Al vertice è intervenuto anche il ministro dell'Ambiente italiano, Gilberto Pichetto Fratin, annunciando che "l'Italia ha deciso di aderire all'impegno di triplicare la capacità nucleare globale". "L'Italia sta affrontando con realismo e responsabilità la possibilità di reintrodurre la produzione di energia nucleare nel proprio mix energetico. In un sistema sempre più elettrificato - tra industria, mobilità, data center e intelligenza artificiale - il nucleare può contribuire alla decarbonizzazione, alla stabilità della rete e alla sicurezza degli approvvigionamenti", ha aggiunto.
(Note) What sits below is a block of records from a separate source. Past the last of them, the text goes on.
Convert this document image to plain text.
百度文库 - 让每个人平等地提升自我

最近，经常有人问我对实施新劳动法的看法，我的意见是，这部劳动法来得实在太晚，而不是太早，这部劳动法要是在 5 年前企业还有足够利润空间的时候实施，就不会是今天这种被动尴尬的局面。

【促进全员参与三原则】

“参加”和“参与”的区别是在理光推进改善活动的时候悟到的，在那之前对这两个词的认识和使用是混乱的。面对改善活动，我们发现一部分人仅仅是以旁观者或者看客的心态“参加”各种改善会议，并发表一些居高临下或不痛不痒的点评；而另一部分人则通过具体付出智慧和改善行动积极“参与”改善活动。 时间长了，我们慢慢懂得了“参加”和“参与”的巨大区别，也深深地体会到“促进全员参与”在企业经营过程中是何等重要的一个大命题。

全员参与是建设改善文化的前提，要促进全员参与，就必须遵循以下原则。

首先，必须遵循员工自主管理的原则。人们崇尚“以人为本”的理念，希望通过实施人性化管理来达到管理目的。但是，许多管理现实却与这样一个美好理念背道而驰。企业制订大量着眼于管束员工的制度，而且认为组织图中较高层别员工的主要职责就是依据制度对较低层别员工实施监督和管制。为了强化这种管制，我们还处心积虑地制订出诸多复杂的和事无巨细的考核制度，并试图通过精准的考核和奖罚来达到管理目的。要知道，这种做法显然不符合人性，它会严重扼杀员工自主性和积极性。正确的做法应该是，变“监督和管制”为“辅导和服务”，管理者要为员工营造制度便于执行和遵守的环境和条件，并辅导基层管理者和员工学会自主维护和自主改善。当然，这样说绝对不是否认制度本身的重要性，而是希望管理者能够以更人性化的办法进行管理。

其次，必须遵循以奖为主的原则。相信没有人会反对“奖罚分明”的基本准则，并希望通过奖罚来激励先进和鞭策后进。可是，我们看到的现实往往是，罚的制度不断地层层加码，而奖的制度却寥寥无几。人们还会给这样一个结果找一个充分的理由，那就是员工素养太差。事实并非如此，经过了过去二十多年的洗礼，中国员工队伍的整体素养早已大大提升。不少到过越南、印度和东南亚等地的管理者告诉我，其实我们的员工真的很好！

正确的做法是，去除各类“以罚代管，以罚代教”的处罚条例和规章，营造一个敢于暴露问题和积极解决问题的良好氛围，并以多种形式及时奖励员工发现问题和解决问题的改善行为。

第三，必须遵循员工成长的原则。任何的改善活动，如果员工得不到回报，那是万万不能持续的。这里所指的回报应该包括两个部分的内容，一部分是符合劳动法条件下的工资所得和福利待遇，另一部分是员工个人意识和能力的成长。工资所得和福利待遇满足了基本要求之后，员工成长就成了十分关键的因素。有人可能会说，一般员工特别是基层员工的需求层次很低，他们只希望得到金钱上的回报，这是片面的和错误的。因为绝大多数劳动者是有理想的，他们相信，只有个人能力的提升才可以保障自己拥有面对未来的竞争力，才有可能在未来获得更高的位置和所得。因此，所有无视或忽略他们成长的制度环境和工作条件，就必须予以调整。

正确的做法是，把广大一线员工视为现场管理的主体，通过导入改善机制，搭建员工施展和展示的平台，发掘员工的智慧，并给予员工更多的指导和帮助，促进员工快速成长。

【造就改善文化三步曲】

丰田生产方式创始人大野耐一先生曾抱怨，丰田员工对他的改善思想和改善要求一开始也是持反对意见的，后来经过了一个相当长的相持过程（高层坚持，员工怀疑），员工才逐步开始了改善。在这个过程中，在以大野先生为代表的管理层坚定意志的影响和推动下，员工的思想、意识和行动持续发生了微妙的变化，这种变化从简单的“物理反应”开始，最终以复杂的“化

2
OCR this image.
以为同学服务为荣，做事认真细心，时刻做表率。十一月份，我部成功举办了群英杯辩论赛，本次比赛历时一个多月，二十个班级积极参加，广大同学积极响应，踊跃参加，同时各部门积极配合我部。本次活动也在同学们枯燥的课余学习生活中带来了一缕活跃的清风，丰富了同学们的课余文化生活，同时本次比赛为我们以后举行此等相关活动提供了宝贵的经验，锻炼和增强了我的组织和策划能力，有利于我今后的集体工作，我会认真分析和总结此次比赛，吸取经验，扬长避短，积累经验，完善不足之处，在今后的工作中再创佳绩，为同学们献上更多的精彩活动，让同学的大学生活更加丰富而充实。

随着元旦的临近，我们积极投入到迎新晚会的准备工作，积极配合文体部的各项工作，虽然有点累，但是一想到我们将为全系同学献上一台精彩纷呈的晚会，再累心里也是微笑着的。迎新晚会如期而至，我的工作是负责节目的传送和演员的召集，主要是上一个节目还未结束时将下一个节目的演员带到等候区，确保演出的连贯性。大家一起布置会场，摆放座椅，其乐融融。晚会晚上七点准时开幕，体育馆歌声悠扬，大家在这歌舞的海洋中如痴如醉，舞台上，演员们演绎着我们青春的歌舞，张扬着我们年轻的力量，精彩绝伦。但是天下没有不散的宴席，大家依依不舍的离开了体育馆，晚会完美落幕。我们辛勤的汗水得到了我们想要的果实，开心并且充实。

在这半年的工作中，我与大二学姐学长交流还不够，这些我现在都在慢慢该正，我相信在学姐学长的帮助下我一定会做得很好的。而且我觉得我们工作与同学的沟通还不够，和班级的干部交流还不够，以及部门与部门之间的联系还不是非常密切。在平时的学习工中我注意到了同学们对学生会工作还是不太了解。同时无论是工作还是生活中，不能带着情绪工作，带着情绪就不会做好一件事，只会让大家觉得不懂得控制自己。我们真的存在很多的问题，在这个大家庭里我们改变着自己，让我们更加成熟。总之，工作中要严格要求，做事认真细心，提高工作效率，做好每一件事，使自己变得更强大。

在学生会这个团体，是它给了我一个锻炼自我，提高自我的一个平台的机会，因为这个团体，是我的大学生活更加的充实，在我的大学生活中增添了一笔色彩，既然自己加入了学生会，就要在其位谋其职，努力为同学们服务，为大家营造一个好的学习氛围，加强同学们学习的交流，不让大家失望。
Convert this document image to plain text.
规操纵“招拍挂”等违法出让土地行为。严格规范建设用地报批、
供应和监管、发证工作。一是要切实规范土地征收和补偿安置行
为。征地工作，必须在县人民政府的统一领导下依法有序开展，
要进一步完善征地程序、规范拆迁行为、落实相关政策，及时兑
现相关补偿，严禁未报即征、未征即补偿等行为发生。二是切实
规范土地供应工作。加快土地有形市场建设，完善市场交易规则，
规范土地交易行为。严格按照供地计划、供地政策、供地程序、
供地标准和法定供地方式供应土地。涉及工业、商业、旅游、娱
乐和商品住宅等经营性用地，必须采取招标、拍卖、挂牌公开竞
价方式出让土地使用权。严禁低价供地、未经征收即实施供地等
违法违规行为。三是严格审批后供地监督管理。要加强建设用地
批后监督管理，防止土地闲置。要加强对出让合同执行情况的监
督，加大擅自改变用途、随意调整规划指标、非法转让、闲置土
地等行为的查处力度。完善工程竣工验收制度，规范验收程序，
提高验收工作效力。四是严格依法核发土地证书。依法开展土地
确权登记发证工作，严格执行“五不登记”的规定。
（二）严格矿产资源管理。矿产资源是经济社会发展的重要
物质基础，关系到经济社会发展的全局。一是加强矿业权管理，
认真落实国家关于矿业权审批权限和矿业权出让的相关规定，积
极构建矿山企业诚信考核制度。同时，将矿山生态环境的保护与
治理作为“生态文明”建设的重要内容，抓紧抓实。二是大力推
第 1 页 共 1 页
L'impegno era stato sottoscritto nel 2023 alla Cop28 di Dubai da oltre venti Paesi - tra cui Francia e Stati Uniti - per triplicare la capacità energetica nucleare mondiale entro il 2050. Il ministro ha rivendicato che il Paese "sta costruendo una strategia nucleare responsabile, moderna e trasparente" con l'obiettivo di creare "un mix energetico sicuro, decarbonizzato e competitivo, capace di integrare tutte le fonti sostenibili in una logica di neutralità tecnologica". Per la prima volta, l'Italia ha integrato uno "scenario nucleare nel piano nazionale integrato per l'Energia e il Clima" con la previsione di sviluppare entro il "2050 una capacità installata tra 8 e 16 GW, con una copertura potenziale della domanda elettrica compresa tra l'11% e il 22%". Il Paese - ha sottolineato ancora il ministro - "dal punto di vista tecnologico" guarda "nel breve-medio termine con attenzione ai piccoli reattori modulari di terza generazione avanzata, con uno sguardo attento anche alle tecnologie di IV generazione, in particolare ai reattori veloci raffreddati al piombo", ha aggiunto. Dopo aver aderito all'Alleanza industriale per il nucleare a giugno 2025, il Paese è inoltre impegnato "in programmi europei e multilaterali sulla fusione, settore in cui ospitiamo infrastrutture di ricerca di rilievo internazionale", ha concluso.
Chi partecipa al vertice
Secondo la lista diffusa dall'Eliseo, al vertice partecipano il presidente del Ruanda, Paul Kagame, il capo del governo marocchino Aziz Akhannouch, nonché i premier Bart De Wever (Belgio), Robert Fico (Slovacchia), Andreï Giourov (Bulgaria), Kyriákos Mitsotakis (Grecia), Nikol Pachinian (Armenia), Andrej Plenkovic (Croazia), Iulia Svyrydenko (Ucraina). A questi si aggiungono una trentina di ministri, oltre a rappresentanti di organizzazioni internazionali come la presidente della Commissione europea, Ursula von der Leyen, il direttore generale dell'Aiea, Rafael Mariano Grossi, e il segretario generale dell'Ocse, Mathias Cormann. Per l'Italia partecipa il ministro dell'Ambiente e della sicurezza energetica, Gilberto Pichetto Fratin. Al termine del summit sull'Energia il presidente Emmanuel Macron riceverà all'Eliseo i leader presenti a Parigi nonché i rappresenti delle organizzazioni internazionali e gli attori della filiera nucleare francese.